— События принимают тревожный оборот, — сказал Вревский. — Сегодня немецкие танки были уже замечены в пригородах Варшавы. Правда, сопротивление поляков усиливается — похоже, они опомнились. Не знаю, успеют ли они.
— А мы?
— Я не знаю. Я ничего не знаю.
— «Иван» уехал, — сказал Матя.
— Знаю, — сказал Вревский. — Он живет сейчас в Монине, под Москвой, там есть аэродром дальней авиации.
— Но зачем? Какую роль ему отводят?
— Меня не спрашивали.
В том сумасшедшем мире Матя и Вревский доверяли друг другу более, чем иным. Но это не означало откровенности.
— Какие еще новости в Москве? Что означал вчерашний некролог о смерти наркома водного транспорта?
— Маленький нарком в самом деле умер. Никто ему не помогал умереть. Кроме вас, Шавло.
— Лучевая болезнь? — спросил Матя.
— Я не знаю, как это называется, но медики утверждают, что он получил очень большие дозы облучения, родственного рентгеновскому.

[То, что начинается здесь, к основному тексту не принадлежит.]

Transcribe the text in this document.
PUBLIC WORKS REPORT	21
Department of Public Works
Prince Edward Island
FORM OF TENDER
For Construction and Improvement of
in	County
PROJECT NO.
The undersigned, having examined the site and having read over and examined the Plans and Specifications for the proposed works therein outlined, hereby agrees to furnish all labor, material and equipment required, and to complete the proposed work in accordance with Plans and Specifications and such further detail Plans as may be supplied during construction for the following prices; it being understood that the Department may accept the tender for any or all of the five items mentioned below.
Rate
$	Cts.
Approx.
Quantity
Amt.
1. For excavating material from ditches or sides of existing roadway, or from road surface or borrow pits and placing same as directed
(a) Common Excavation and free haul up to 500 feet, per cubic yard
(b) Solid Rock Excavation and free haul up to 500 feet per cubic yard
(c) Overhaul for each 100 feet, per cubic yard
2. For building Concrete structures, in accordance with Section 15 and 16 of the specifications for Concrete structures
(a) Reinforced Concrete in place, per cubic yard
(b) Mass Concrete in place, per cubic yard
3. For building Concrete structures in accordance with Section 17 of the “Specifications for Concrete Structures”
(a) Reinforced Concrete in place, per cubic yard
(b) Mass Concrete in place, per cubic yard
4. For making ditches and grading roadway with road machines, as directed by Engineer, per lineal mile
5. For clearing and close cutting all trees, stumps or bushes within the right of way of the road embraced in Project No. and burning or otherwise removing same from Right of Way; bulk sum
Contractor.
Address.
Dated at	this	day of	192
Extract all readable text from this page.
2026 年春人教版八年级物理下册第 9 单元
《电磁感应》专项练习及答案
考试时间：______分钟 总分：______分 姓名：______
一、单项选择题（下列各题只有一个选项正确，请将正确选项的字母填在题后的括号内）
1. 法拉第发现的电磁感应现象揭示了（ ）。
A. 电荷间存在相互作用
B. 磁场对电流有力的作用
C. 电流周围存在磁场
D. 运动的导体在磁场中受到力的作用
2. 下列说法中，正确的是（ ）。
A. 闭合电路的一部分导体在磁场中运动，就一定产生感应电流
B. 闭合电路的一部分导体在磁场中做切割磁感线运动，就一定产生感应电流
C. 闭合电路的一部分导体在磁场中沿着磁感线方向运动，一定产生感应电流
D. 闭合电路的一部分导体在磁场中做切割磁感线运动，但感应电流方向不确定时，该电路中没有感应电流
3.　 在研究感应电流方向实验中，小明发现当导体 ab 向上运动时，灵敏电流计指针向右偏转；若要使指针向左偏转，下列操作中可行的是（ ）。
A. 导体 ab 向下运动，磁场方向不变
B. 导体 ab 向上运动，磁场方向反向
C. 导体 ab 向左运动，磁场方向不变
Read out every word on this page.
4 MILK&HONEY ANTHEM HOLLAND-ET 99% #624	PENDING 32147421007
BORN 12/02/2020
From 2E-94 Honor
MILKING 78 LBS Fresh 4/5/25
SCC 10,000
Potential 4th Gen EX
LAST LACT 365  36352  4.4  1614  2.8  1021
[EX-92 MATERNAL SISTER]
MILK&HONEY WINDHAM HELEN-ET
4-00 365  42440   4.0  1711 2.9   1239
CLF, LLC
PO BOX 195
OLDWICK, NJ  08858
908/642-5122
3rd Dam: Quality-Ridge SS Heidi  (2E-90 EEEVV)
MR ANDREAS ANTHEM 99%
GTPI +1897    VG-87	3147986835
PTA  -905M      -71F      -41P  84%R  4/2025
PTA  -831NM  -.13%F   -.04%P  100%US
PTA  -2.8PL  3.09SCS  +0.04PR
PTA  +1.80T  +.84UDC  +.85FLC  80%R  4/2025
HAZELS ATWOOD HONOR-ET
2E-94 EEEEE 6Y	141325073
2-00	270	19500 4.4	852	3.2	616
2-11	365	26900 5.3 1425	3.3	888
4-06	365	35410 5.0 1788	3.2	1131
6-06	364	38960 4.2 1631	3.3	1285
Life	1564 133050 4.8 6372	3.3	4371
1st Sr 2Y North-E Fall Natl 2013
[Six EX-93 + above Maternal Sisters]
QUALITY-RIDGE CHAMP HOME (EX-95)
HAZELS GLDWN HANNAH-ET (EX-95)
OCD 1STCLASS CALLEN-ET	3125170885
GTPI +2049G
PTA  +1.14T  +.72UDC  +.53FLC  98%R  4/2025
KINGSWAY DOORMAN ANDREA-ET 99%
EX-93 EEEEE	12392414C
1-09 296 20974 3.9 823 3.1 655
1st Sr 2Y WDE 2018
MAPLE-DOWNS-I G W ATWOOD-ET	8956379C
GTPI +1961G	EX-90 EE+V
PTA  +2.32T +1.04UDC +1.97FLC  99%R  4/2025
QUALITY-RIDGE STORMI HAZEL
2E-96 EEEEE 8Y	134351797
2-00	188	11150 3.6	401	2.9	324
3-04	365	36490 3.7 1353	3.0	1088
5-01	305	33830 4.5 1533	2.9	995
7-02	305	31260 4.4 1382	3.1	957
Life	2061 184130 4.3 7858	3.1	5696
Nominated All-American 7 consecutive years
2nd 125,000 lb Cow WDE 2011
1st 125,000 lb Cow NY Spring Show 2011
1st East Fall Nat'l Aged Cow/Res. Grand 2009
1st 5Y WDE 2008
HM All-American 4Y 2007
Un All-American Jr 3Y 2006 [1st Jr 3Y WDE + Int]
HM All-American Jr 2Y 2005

Говорят, от этого умерла Мария Кюри, да?
— Она подвергалась многократному облучению в течение нескольких лет.
— Что в лоб, что по лбу, — сказал Вревский и добавил задумчиво, как бы для самого себя: — Когда это кончится, нам придется закапывать твой полигон, а то трава там не будет расти.
— Это не мой полигон, — сказал Матя.
— Не надо, товарищ академик и орденоносец. Без твоей смелой инициативы Алмазов никогда бы не пробил этот проект.
— Так сложились обстоятельства. А вы бы предпочли, чтобы бомбу сделал Гитлер?
— Ему это не по зубам.
— Американцам это по зубам.
— И пускай делают. Мне они нравятся, — вдруг сказал Вревский, чем вверг Матю в изумление.